Maria Edgeworth said, 'the human heart, at whatever age, opens to the heart that opens in return'. The same holds true while building a relationship with trust. In order to lead or to be led, you have to open both, your heart and your mind, to trust your colleagues. The rate of success is directly proportional to the levels of trust you share with your subordinates.
Incorporating a few trust building activities helps in building mutual trust, respect, empathy, and understanding towards each other. They break down cultural and social barriers amongst people in the organization by making them work together. Here are some trust building activities and team building activities that will help your organization to nurture the asset of trust to revel in its cumulative appreciation.
Trust Building Activities
This game involves trusting your partner by opening up lines of communication. Amongst most trust building exercises, mine field can be played by persons of all ages. To play this game, make pairs of two and scatter the things all around the place. Blindfold one person and let the other person guide him/her to pick up a list of scattered items. Among the scattered items, place a few 'mines', which the blindfolded person must avoid, while picking up the list of items. This game is an excellent example of building trust through teamwork.
When we say 'I trust you', we also mean, that we feel safe when we are with that person. Amongst most of the trust building activities, wall crash is designed in such a way that it helps in building that 'secure' feeling.
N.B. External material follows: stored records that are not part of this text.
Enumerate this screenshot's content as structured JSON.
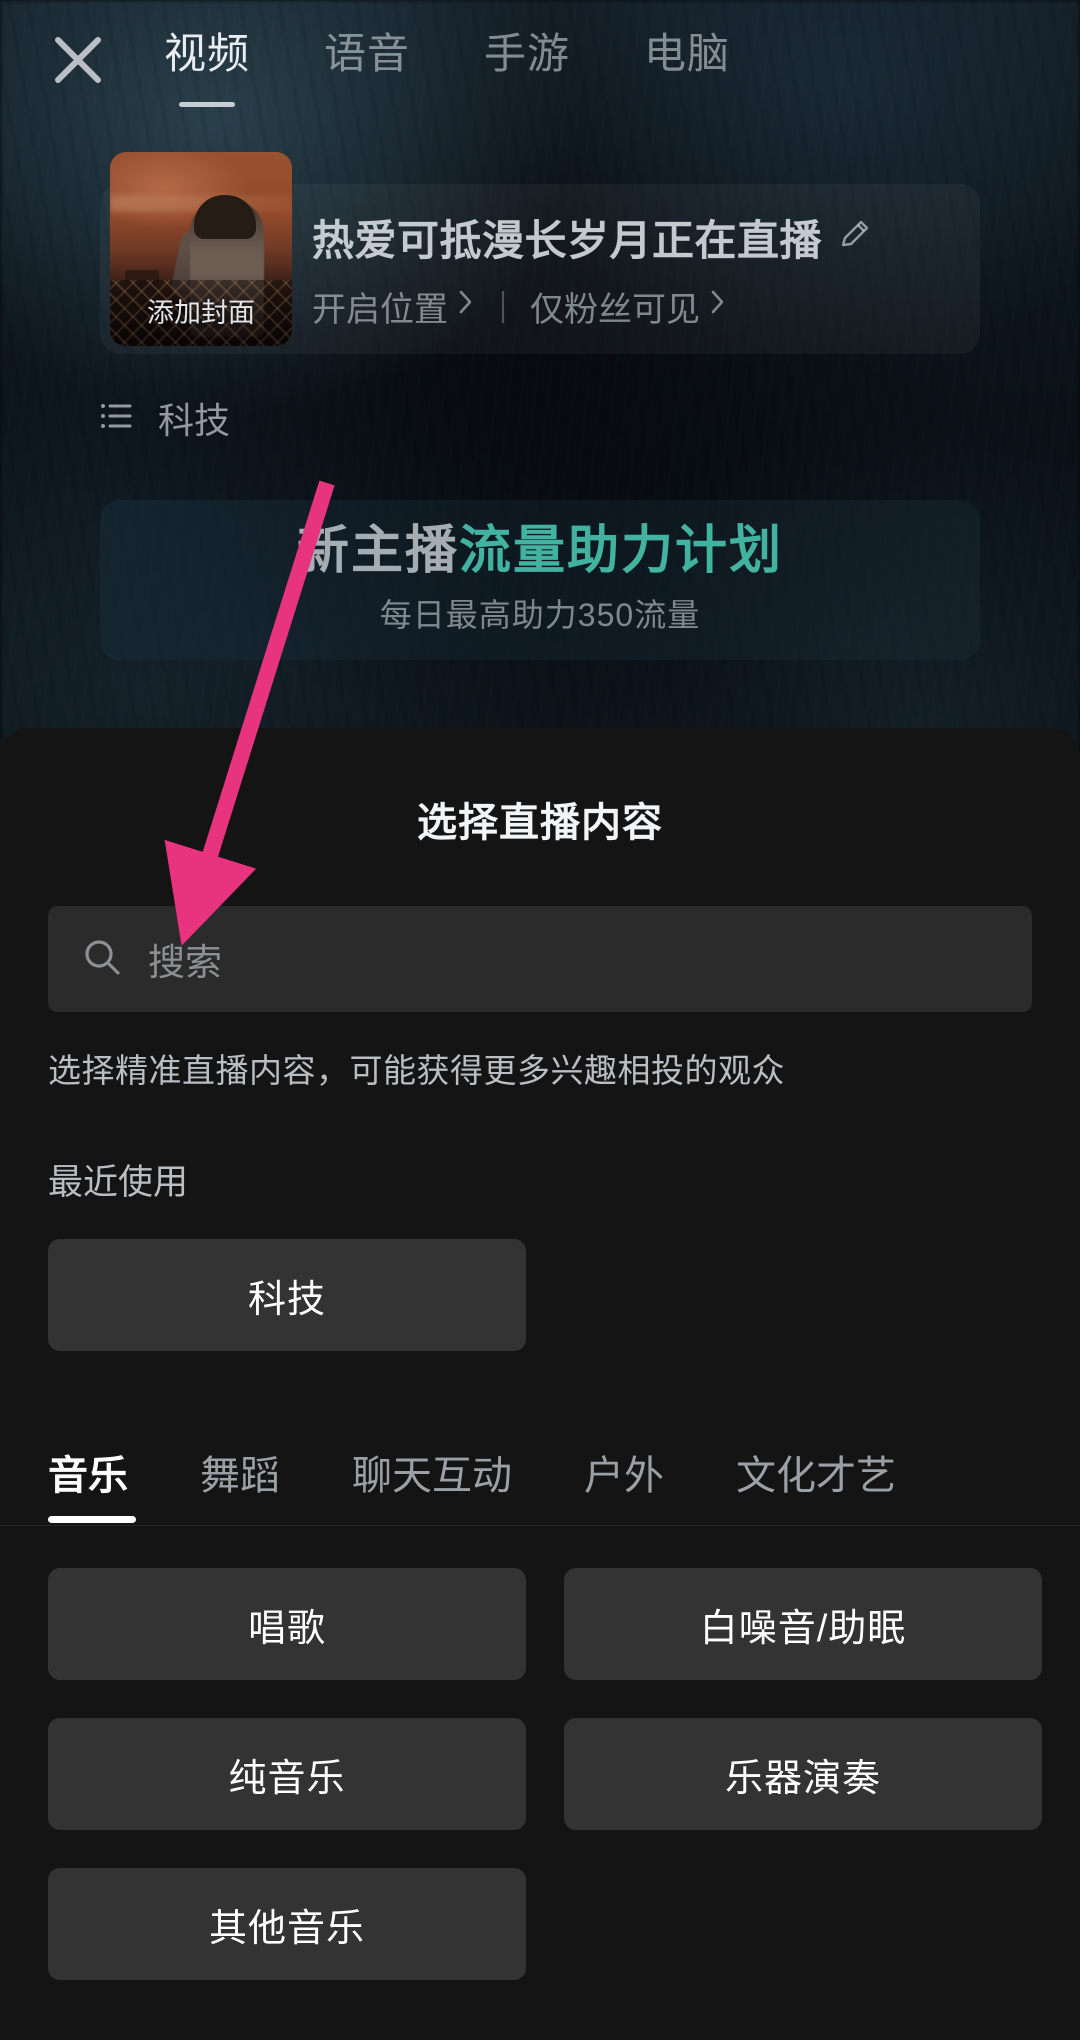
{
  "topbar": {
    "close_icon": "close-icon",
    "tabs": [
      {
        "label": "视频",
        "active": true
      },
      {
        "label": "语音",
        "active": false
      },
      {
        "label": "手游",
        "active": false
      },
      {
        "label": "电脑",
        "active": false
      }
    ]
  },
  "info_card": {
    "cover_label": "添加封面",
    "room_title": "热爱可抵漫长岁月正在直播",
    "edit_icon": "pencil-icon",
    "meta": [
      {
        "label": "开启位置",
        "icon": "chevron-right-icon"
      },
      {
        "label": "仅粉丝可见",
        "icon": "chevron-right-icon"
      }
    ]
  },
  "category_row": {
    "icon": "list-icon",
    "label": "科技"
  },
  "promo": {
    "title_plain": "新主播",
    "title_accent": "流量助力计划",
    "subtitle": "每日最高助力350流量",
    "accent_color": "#4ac8b2"
  },
  "sheet": {
    "title": "选择直播内容",
    "search": {
      "icon": "search-icon",
      "placeholder": "搜索",
      "value": ""
    },
    "hint": "选择精准直播内容，可能获得更多兴趣相投的观众",
    "recent": {
      "title": "最近使用",
      "items": [
        "科技"
      ]
    },
    "tabs": [
      {
        "label": "音乐",
        "active": true
      },
      {
        "label": "舞蹈",
        "active": false
      },
      {
        "label": "聊天互动",
        "active": false
      },
      {
        "label": "户外",
        "active": false
      },
      {
        "label": "文化才艺",
        "active": false
      }
    ],
    "items": [
      "唱歌",
      "白噪音/助眠",
      "纯音乐",
      "乐器演奏",
      "其他音乐"
    ]
  },
  "annotation": {
    "arrow_color": "#e8337f",
    "name": "arrow-pointing-to-search"
  }
}
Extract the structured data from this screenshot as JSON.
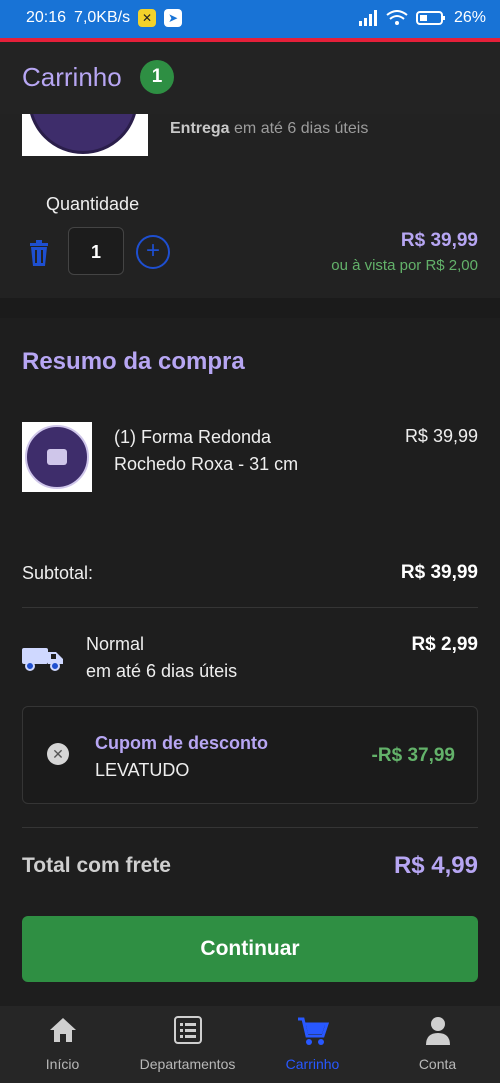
{
  "status_bar": {
    "time": "20:16",
    "speed": "7,0KB/s",
    "battery": "26"
  },
  "header": {
    "title": "Carrinho",
    "badge_count": "1"
  },
  "product": {
    "delivery_prefix": "Entrega",
    "delivery_text": "em até 6 dias úteis",
    "quantity_label": "Quantidade",
    "quantity_value": "1",
    "price": "R$ 39,99",
    "cash_price": "ou à vista por R$ 2,00"
  },
  "summary": {
    "title": "Resumo da compra",
    "item_line1": "(1) Forma Redonda",
    "item_line2": "Rochedo Roxa - 31 cm",
    "item_price": "R$ 39,99",
    "subtotal_label": "Subtotal:",
    "subtotal_value": "R$ 39,99",
    "shipping_name": "Normal",
    "shipping_time": "em até 6 dias úteis",
    "shipping_price": "R$ 2,99",
    "coupon_title": "Cupom de desconto",
    "coupon_code": "LEVATUDO",
    "coupon_value": "-R$ 37,99",
    "total_label": "Total com frete",
    "total_value": "R$ 4,99",
    "continue_label": "Continuar"
  },
  "nav": {
    "items": [
      {
        "label": "Início",
        "icon": "home-icon"
      },
      {
        "label": "Departamentos",
        "icon": "list-icon"
      },
      {
        "label": "Carrinho",
        "icon": "cart-icon"
      },
      {
        "label": "Conta",
        "icon": "user-icon"
      }
    ]
  },
  "colors": {
    "accent": "#b7a6f3",
    "green": "#2f8f43",
    "nav_active": "#2858ff"
  }
}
Have the whole group line up in front of a wall (obviously a few meters away from the wall). Make two of the members stand next to the wall with a net in their hands. Blindfold everyone standing in the line. One by one, let each person walk into the wall. The other two, standing next to the wall with a net are supposed to grab the persons before they hit the wall. Let people walk into the wall in the first round. As you increase the number of rounds, increase the speed of walking too, till members are running fast.
While trusting a person, we are sure of the fact that no matter what, the person will be there. In other words, there is a guarantee that the person is responsible and accountable for us. Playing conveyor belt will teach the members to be responsible towards each other. To play this game, make two lines of the members and make them stand in front of each other, facing one another. Preferably, have people with equal height stand in front of each other. Make one person lie down and let the first pair lift the person and pass him/her along the line, as though a parcel being passed through the human conveyor belt. At the end of this, place the person down. To get the most out of the game, ask the person to close his eyes.
In this trust building game, the members get to choose their own partners. To play this game, pick a known environment for better implementation. Create an obstacle course within the room or wherever you are playing the game. Out of the pairs formed, blindfold one person, while the other person shows the way through the instructions. In between the obstacle course, let the other person put on the blindfold. Quickly rearrange the items and continue the game with a role reversal. At the end of the game, review the feelings of the participants and analyze them to know the levels of trust.
This game is a little dangerous and a bigger challenge as compared to the aforementioned. Gather all the participants on one side of a busy road. Pair them up and blindfold one of them. The sighted buddy, must assist his partner to cross the road safely. This game requires utmost trust and confidence among partners. Playing this game and passing it with flying colors is clearing the ultimate test of trust.
Although most of these exercises require the person to be blindfolded; it does not mean one must trust the other blindly! The reason governing the blindfold is to permit the other senses to judge the obvious and to see the person beyond his superficial projection. The hearing, feeling, and listening to the other person, go a long way in building trust and strengthening relationships. As the aforementioned quote goes, trust building is really about listening with your open heart.